In the past year we have made remarkable progress in establishing policies that will result in the ubiquitous deployment of wireline and wireless broadband networks. We are here to discuss another important piece of the puzzle: reforming USF.  Today I’d like to discuss the progress made in formulating a broadband agenda for America, the need to stimulate broadband demand, and some specific reforms to sustain USF and direct the funds it collects to the real areas of need. 

During the 110th Congress, policymakers, the communications industry and consumers were focused on the need for a broadband agenda, with a focus on getting broadband to unserved and underserved parts of the country.  We discussed the need to 1) fund broadband mapping to identify unserved areas, and 2) create a capital fund to build the broadband infrastructure in those areas.  We also discussed ways to reform universal service.

Today much has changed. First, Congress last year passed mapping legislation.  This year, Congress, working with the Obama Administration, created the capital fund to deploy infrastructure in those areas of the country that do not have access. The stimulus package provides more than $7 billion for investment and deployment of broadband and $350 million for broadband mapping. So, it now appears that we have a plan to identify the holes in broadband coverage and the funding to begin filling those holes with infrastructure grants.  

It is important as we think about Universal Service to put the issue in perspective.  Over the past decade new technologies and robust competition have delivered a far broader variety of telecommunications services to a far greater number of Americans than at any time in our history.  Consumers are seeing costs decrease for their wireline and wireless communications services.  Today well over 90 percent of U.S. households can access broadband technologies. More consumers are connecting, seeing speeds increase and getting more out of the host of new services that enhance their online experiences. Thus, we have an opportunity to focus USF more precisely on those fewer areas of the United States that remain un- and underserved.

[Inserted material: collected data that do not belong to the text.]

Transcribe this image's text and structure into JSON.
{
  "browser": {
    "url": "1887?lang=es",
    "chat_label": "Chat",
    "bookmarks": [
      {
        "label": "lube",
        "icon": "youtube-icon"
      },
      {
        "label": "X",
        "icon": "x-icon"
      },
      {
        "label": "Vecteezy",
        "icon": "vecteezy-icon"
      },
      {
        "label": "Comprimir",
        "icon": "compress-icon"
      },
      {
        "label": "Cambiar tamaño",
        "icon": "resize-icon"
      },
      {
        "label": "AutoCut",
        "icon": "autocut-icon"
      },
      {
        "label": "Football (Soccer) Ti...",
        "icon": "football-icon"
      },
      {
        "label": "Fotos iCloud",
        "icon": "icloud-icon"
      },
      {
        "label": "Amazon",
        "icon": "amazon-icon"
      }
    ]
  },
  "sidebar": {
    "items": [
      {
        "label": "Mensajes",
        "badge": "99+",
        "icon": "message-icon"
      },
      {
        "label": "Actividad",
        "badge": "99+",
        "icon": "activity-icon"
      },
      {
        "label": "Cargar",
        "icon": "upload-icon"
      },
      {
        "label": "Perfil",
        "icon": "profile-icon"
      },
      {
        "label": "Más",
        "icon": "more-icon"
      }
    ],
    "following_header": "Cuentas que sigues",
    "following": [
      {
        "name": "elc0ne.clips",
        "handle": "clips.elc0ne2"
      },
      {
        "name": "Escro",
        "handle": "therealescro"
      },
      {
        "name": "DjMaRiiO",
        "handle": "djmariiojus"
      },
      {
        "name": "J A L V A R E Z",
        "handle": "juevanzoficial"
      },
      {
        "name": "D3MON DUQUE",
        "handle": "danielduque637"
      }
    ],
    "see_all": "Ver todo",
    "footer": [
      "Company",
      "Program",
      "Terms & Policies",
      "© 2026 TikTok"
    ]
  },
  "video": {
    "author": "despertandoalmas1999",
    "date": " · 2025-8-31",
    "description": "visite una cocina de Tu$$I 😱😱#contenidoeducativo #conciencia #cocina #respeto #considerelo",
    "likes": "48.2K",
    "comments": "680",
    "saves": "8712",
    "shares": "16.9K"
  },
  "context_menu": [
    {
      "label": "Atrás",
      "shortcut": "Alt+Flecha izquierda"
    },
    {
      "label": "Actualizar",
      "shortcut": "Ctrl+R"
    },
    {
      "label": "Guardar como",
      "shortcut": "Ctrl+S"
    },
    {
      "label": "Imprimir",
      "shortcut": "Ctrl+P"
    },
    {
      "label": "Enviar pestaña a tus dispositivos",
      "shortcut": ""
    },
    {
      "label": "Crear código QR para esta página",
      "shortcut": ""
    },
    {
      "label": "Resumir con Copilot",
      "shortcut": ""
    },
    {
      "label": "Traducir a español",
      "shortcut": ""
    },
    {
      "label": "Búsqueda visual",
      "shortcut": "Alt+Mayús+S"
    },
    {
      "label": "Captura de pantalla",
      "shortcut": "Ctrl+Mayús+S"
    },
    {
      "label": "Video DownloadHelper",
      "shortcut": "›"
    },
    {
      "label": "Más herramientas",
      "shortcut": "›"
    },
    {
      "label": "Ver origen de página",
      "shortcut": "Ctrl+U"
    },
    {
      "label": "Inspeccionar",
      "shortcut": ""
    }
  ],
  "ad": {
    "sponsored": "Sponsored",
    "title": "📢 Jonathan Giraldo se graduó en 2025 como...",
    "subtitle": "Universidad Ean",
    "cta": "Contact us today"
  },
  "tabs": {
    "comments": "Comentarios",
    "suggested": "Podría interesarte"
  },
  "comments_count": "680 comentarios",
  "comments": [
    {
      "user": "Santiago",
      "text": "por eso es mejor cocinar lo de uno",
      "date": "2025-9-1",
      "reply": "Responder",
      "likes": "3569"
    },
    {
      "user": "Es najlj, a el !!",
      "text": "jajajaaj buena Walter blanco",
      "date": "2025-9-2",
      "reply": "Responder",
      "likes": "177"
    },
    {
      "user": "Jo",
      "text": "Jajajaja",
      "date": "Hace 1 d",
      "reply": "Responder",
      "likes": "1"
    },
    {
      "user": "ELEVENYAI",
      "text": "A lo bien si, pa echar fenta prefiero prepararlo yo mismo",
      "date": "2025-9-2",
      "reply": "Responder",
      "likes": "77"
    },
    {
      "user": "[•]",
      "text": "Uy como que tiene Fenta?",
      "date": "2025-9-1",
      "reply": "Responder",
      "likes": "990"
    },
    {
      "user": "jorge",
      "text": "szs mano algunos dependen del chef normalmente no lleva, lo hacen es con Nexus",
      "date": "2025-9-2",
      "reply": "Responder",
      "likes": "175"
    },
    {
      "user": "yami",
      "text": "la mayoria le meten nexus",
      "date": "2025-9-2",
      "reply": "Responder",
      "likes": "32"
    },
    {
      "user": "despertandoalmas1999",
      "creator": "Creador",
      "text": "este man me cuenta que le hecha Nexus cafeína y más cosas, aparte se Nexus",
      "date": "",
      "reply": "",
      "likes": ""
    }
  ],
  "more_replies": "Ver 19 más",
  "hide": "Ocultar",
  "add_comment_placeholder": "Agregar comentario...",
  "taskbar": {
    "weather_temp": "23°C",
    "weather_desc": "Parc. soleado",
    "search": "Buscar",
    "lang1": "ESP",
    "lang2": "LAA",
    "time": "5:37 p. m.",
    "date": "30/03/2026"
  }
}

Verizon is doing its part.  We continue to deploy and innovate around FiOS – America’s first all-fiber, next-generation broadband network – which is available to 13 million homes and businesses.  On the wireless side Verizon spent $9.4 billion last year in the 700 MHz auction to help us deploy our fourth-generation Long Term Evolution (LTE) network, which ultimately will help bring high-speed wireless broadband to consumers across the nation, including those in some underserved regions.  We are commencing our LTE testing later this year and will work as quickly as possible to roll out the service commercially.  We also completed our acquisition of Alltel, which is largely a rural wireless carrier, from the private equity investors who bought it less than a year earlier.  Alltel’s customers are already benefitting from the acquisition in two ways – they are now part of an 83-million-strong nationwide calling family, and by the end of this year we will upgrade Alltel’s EV-DO network to higher speed Rev. A technology.

Verizon’s efforts underscore our long-term commitment to offer our customers the best possible broadband networks and to spur innovation across the Internet.  These efforts – and those of other companies – are also the result of forward-looking, consumer-focused policies, as well as a commitment of billions of dollars to deploy the networks that now serve as the critical infrastructure for America’s economy. 

While funding for broadband-infrastructure investment is important, it addresses only the supply side of the supply-demand equation.  There should also be a focus on the demand for broadband services.  Fewer than 60 percent of households have chosen to subscribe.  Why?  Access to a computer is certainly a factor.  Price can also be an issue, but it is cited by only 14 percent of those who don’t subscribe.  In some cases the information and services offered to consumers are simply not important to them.  In other instances consumers need a better understanding of the relevance of the available applications and services in their daily lives.  Fortunately, government at all levels, schools, employers, health-care providers, businesses and non-profit organizations are all increasingly using broadband to interact with citizens, employees, customers, and students.  Whatever we do to make the applications and services available online more attractive to each consumer will drive the demand and deployment of better broadband facilities.
 
One key to increasing demand, we believe, is introducing students to broadband technology and services.  If we give our students broadband access and make the end-user devices available to them, and if we can develop the online educational resources, such as Thinkfinity.org (the Verizon Foundation’s highly rated signature program, and a web portal for a host of educational tools for teachers, parents and students), then the demand from these new consumers will drive deployment.  The recent stimulus package takes a step in the right direction by providing funds to leverage broadband technology and thereby create demand by supporting computer labs for schools, health-care IT and virtual medical records, and smart power grids.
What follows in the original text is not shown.